No hay nada más expresivo de lo que significa el rechazo que una mano cerrada, incapaz de dar y de recibir nada. Un puño como signo de la violencia que hiere y golpea, que se engarrota y aprieta con la amenaza de aplastarte sin misericordia. Han sido muchos los artistas que han descrito con sus pinceles o gubias esa guisa bronca y brusca como un mazazo que daña a otra persona, que subyuga a los pueblos, que censura y elimina la vida del otro, incapaz de ver otra cosa en él más que la rivalidad peleona, la enemistad adversaria que hay que destruir de alguna manera y de modo eficaz.
La actitud más opuesta sería la mano tendida. Es la imagen de quien se presta a socorrer, a pedir con humildad, a dar generosamente. Bondadoso trasiego del amor verdadero que va y viene, que recoge o comparte, que estrecha amistosamente y está siempre dispuesto a ayudar. No hay recelo que excluya, sino apertura en la que tienen cabida todos en su necesidad personal o comunitaria. Es realmente bella la expresión de la caridad de la que San Pablo habla en su célebre himno: «el amor es paciente, es benigno; el amor no tiene envidia, no presume, no se engríe; no es indecoroso ni egoísta; no se irrita; no lleva cuentas del mal; no se alegra de la injusticia, sino que goza con la verdad. Todo lo excusa, todo lo cree, todo lo espera, todo lo soporta. El amor no pasa nunca» (1 Cor 13, 4-8).
Hay un día que dedicamos precisamente a la Iglesia diocesana. Es una jornada en la que en torno a un lema nos ayudamos a tomar conciencia de lo que hacemos y somos como comunidad cristiana. No es simplemente una fecha en la que la colecta que se pide a los cristianos tiene como destinatarios a esos mismos cristianos, sino que en este ejercicio de autoayuda personalizada levantamos acta de lo que llevamos adelante en este enclave de una geografía concreta y en esta encrucijada de nuestra actual historia. Espacio y tiempo que tienen ya una andadura a la espalda, y que nosotros tratamos de seguir escribiendo de modo bondadoso y bello. Aquí abrimos nuestras manos fraternamente desde las herencias varias.

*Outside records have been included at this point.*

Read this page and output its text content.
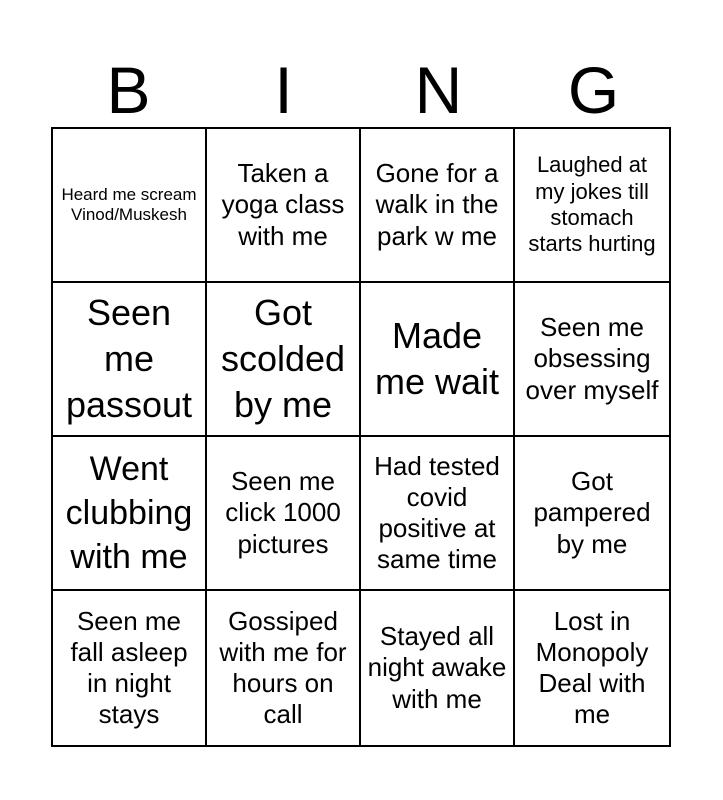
B	I	N	G
Heard me scream Vinod/Muskesh
Taken a yoga class with me
Gone for a walk in the park w me
Laughed at my jokes till stomach starts hurting
Seen me passout
Got scolded by me
Made me wait
Seen me obsessing over myself
Went clubbing with me
Seen me click 1000 pictures
Had tested covid positive at same time
Got pampered by me
Seen me fall asleep in night stays
Gossiped with me for hours on call
Stayed all night awake with me
Lost in Monopoly Deal with me
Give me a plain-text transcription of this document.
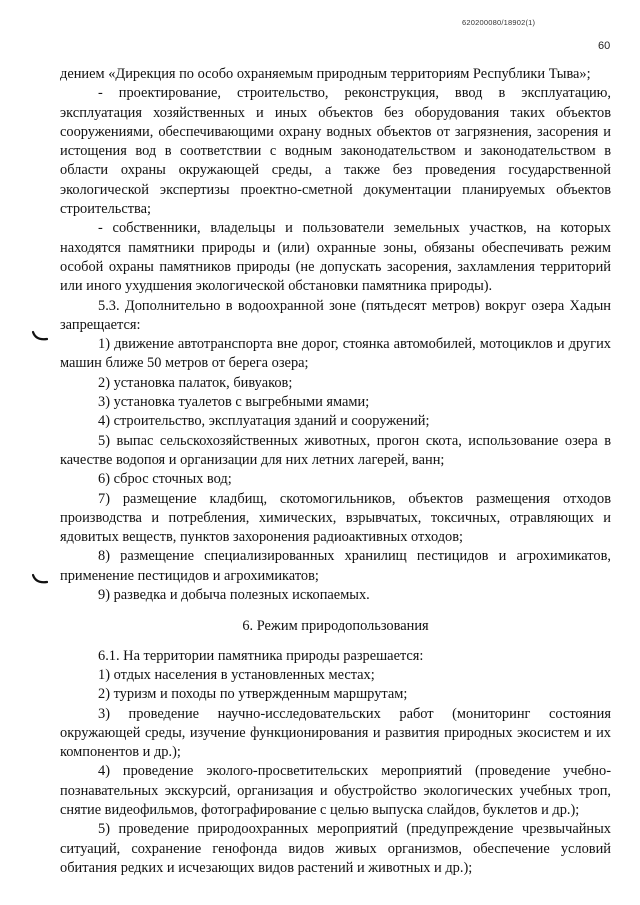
620200080/18902(1)
60

дением «Дирекция по особо охраняемым природным территориям Республики Тыва»;

- проектирование, строительство, реконструкция, ввод в эксплуатацию, эксплуатация хозяйственных и иных объектов без оборудования таких объектов сооружениями, обеспечивающими охрану водных объектов от загрязнения, засорения и истощения вод в соответствии с водным законодательством и законодательством в области охраны окружающей среды, а также без проведения государственной экологической экспертизы проектно-сметной документации планируемых объектов строительства;

- собственники, владельцы и пользователи земельных участков, на которых находятся памятники природы и (или) охранные зоны, обязаны обеспечивать режим особой охраны памятников природы (не допускать засорения, захламления территорий или иного ухудшения экологической обстановки памятника природы).

5.3. Дополнительно в водоохранной зоне (пятьдесят метров) вокруг озера Хадын запрещается:

1) движение автотранспорта вне дорог, стоянка автомобилей, мотоциклов и других машин ближе 50 метров от берега озера;

2) установка палаток, бивуаков;

3) установка туалетов с выгребными ямами;

4) строительство, эксплуатация зданий и сооружений;

5) выпас сельскохозяйственных животных, прогон скота, использование озера в качестве водопоя и организации для них летних лагерей, ванн;

6) сброс сточных вод;

7) размещение кладбищ, скотомогильников, объектов размещения отходов производства и потребления, химических, взрывчатых, токсичных, отравляющих и ядовитых веществ, пунктов захоронения радиоактивных отходов;

8) размещение специализированных хранилищ пестицидов и агрохимикатов, применение пестицидов и агрохимикатов;

9) разведка и добыча полезных ископаемых.

6. Режим природопользования

6.1. На территории памятника природы разрешается:

1) отдых населения в установленных местах;

2) туризм и походы по утвержденным маршрутам;

3) проведение научно-исследовательских работ (мониторинг состояния окружающей среды, изучение функционирования и развития природных экосистем и их компонентов и др.);

4) проведение эколого-просветительских мероприятий (проведение учебно-познавательных экскурсий, организация и обустройство экологических учебных троп, снятие видеофильмов, фотографирование с целью выпуска слайдов, буклетов и др.);

5) проведение природоохранных мероприятий (предупреждение чрезвычайных ситуаций, сохранение генофонда видов живых организмов, обеспечение условий обитания редких и исчезающих видов растений и животных и др.);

Hemos heredado una fe que se expresa en tantas celebraciones de los sacramentos que tienen que ver con el nacimiento de los niños al bautizarlos, con el crecimiento de los jóvenes al darles la primera comunión o confirmarlos, con los amores de los novios que se casan en la Iglesia, el ministerio de nuestros sacerdotes que luego son enviados, con la enfermedad o ancianidad de nuestros mayores cuando ungimos sus canas y dolores; pero también con el hambre del corazón que sacia la Eucaristía, o el bálsamo de nuestras heridas restañadas con el perdón de los pecados al confesarlos. Hemos heredado también un modo de ver las cosas, que es nuestra espiritualidad y doctrina cristiana, capaz de entrar en diálogo con todos sin traicionar o confundir nuestra mejor teología, con la catequesis que a diferentes edades y con distintos métodos recibimos para dar razón de nuestra esperanza. Hemos heredado igualmente el mandato del amor que nos hizo Jesús, y que expresamos de tantos modos a través de la caridad, cuando nuestras manos se hacen abrazo que estrecha a un hermano en alguna de sus penurias o necesidades. Repartir nuestro tiempo, los talentos, los bienes y conocimientos, es un modo concreto de vivir el gesto fraterno de venir al encuentro de los demás abriendo nuestras manos.
Todas estas herencias tienen el domicilio de nuestras iglesias y parroquias, nuestros locales de catequesis y centros de acogida, los colegios y hospitales, donde atendemos a tantas personas que llaman a nuestra puerta, además del patrimonio cultural y artístico de nuestros monumentos. Esto significa que celebremos la jornada de la Iglesia diocesana, con nuestro reconocimiento y nuestra ayuda llena de gratitud.